Amputé après une série d'opérations, un patient du CHU de La Réunion obtient une expertise au tribunal

Pris en charge pour un cancer de la prostate en 2021, un patient du CHU de Saint-Pierre est opéré à deux reprises en septembre 2024, puis une troisième fois, le même mois, pour une amputation fémorale.

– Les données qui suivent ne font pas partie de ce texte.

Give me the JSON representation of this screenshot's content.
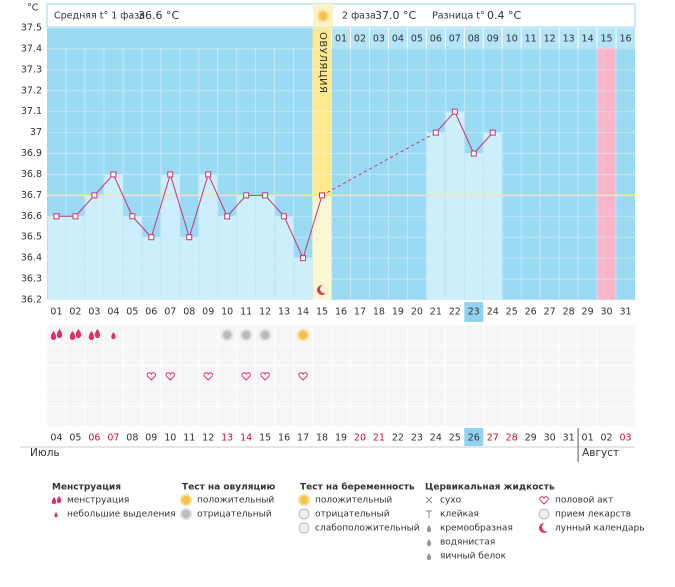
{
  "header": {
    "y_unit": "°C",
    "phase1_label": "Средняя t° 1 фаза",
    "phase1_value": "36.6 °C",
    "phase2_label": "2 фаза",
    "phase2_value": "37.0 °C",
    "diff_label": "Разница t°",
    "diff_value": "0.4 °C"
  },
  "chart_data": {
    "type": "line",
    "categories": [
      "01",
      "02",
      "03",
      "04",
      "05",
      "06",
      "07",
      "08",
      "09",
      "10",
      "11",
      "12",
      "13",
      "14",
      "15",
      "16",
      "17",
      "18",
      "19",
      "20",
      "21",
      "22",
      "23",
      "24",
      "25",
      "26",
      "27",
      "28",
      "29",
      "30",
      "31"
    ],
    "values": [
      36.6,
      36.6,
      36.7,
      36.8,
      36.6,
      36.5,
      36.8,
      36.5,
      36.8,
      36.6,
      36.7,
      36.7,
      36.6,
      36.4,
      36.7,
      null,
      null,
      null,
      null,
      null,
      37,
      37.1,
      36.9,
      37,
      null,
      null,
      null,
      null,
      null,
      null,
      null
    ],
    "color": "#cc3377",
    "bar_color": "#cdeefb",
    "background": "#9adaf3",
    "ylim": [
      36.2,
      37.5
    ],
    "yticks": [
      36.2,
      36.3,
      36.4,
      36.5,
      36.6,
      36.7,
      36.8,
      36.9,
      37,
      37.1,
      37.2,
      37.3,
      37.4,
      37.5
    ],
    "grid": true,
    "coverline": 36.7,
    "ovulation_day": 15,
    "ovulation_label": "ОВУЛЯЦИЯ",
    "expected_period_day": 30,
    "highlight_day": 23,
    "phase2_days": [
      "01",
      "02",
      "03",
      "04",
      "05",
      "06",
      "07",
      "08",
      "09",
      "10",
      "11",
      "12",
      "13",
      "14",
      "15",
      "16"
    ]
  },
  "calendar": {
    "dates": [
      "04",
      "05",
      "06",
      "07",
      "08",
      "09",
      "10",
      "11",
      "12",
      "13",
      "14",
      "15",
      "16",
      "17",
      "18",
      "19",
      "20",
      "21",
      "22",
      "23",
      "24",
      "25",
      "26",
      "27",
      "28",
      "29",
      "30",
      "31",
      "01",
      "02",
      "03"
    ],
    "weekend": [
      false,
      false,
      true,
      true,
      false,
      false,
      false,
      false,
      false,
      true,
      true,
      false,
      false,
      false,
      false,
      false,
      true,
      true,
      false,
      false,
      false,
      false,
      false,
      true,
      true,
      false,
      false,
      false,
      false,
      false,
      true
    ],
    "months": [
      {
        "label": "Июль",
        "start": 1
      },
      {
        "label": "Август",
        "start": 29
      }
    ],
    "menstruation": [
      1,
      2,
      3
    ],
    "spotting": [
      4
    ],
    "ovulation_test_negative": [
      10,
      11,
      12
    ],
    "ovulation_test_positive": [
      14
    ],
    "intercourse": [
      6,
      7,
      9,
      11,
      12,
      14
    ]
  },
  "legend": [
    {
      "title": "Менструация",
      "items": [
        "менструация",
        "небольшие выделения"
      ]
    },
    {
      "title": "Тест на овуляцию",
      "items": [
        "положительный",
        "отрицательный"
      ]
    },
    {
      "title": "Тест на беременность",
      "items": [
        "положительный",
        "отрицательный",
        "слабоположительный"
      ]
    },
    {
      "title": "Цервикальная жидкость",
      "items": [
        "сухо",
        "клейкая",
        "кремообразная",
        "водянистая",
        "яичный белок"
      ]
    },
    {
      "items": [
        "половой акт",
        "прием лекарств",
        "лунный календарь"
      ]
    }
  ]
}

Le tribunal administratif de La Réunion vient de donner droit à sa demande d'expertise médicale.
Le CHU de La Réunion est-il responsable de l'amputation fémorale subie par un patient, le 12 septembre 2024 ? L'homme suivi depuis 2021 pour un cancer de la prostate en est intimement convaincu et a formé en juillet dernier un référé au tribunal administratif afin d'obtenir une expertise médicale portant sur les conditions de sa prise en charge.
Selon le rappel des faits produit dans l'ordonnance du tribunal en date du 26 septembre 2025, « suite (…) à de nouvelles lésions ayant conduit à plusieurs résections de la vessie entre février et juin 2024, le patient a été opéré le 5 septembre 2024, toujours sur le site Sud du CHU de La Réunion, pour une " néphro-ureterectomie droite + prostato-cystectomie totale + curage iliaque + bricker ". Une dégradation considérable de son état vasculaire ayant été constatée, une nouvelle intervention chirurgicale a dû être réalisée dès le lendemain par un chirurgien vasculaire. »
La CGSS et le CHU de La Réunion acceptent l'expertise médicale
Après ces deux passages successifs au bloc opératoire, l'état de santé du patient se dégrade. « La situation de son membre inférieur gauche s'étant encore détériorée, l'intéressé a dû subir une amputation fémorale réalisée le 12 septembre 2024. De nouvelles complications, notamment une péritonite, ont conduit à plusieurs autres opérations au cours des mois suivants », indique le président du tribunal administratif.
Estimant être victime de plusieurs « erreurs, maladresses et négligences susceptibles d'être qualifiées de fautives », le patient a sollicité une expertise médicale que le tribunal lui a accordée. La CGSS ne s'y était pas opposée et le CHU de La Réunion non plus, même si l'établissement public a fait part de « ses protestations et réserves d'usage ».
L'ordonnance du tribunal fait donc droit à la demande d'expertise médicale et précise que celle-ci sera réalisée en présence du CHU, de l'assureur du patient et de la CGSS.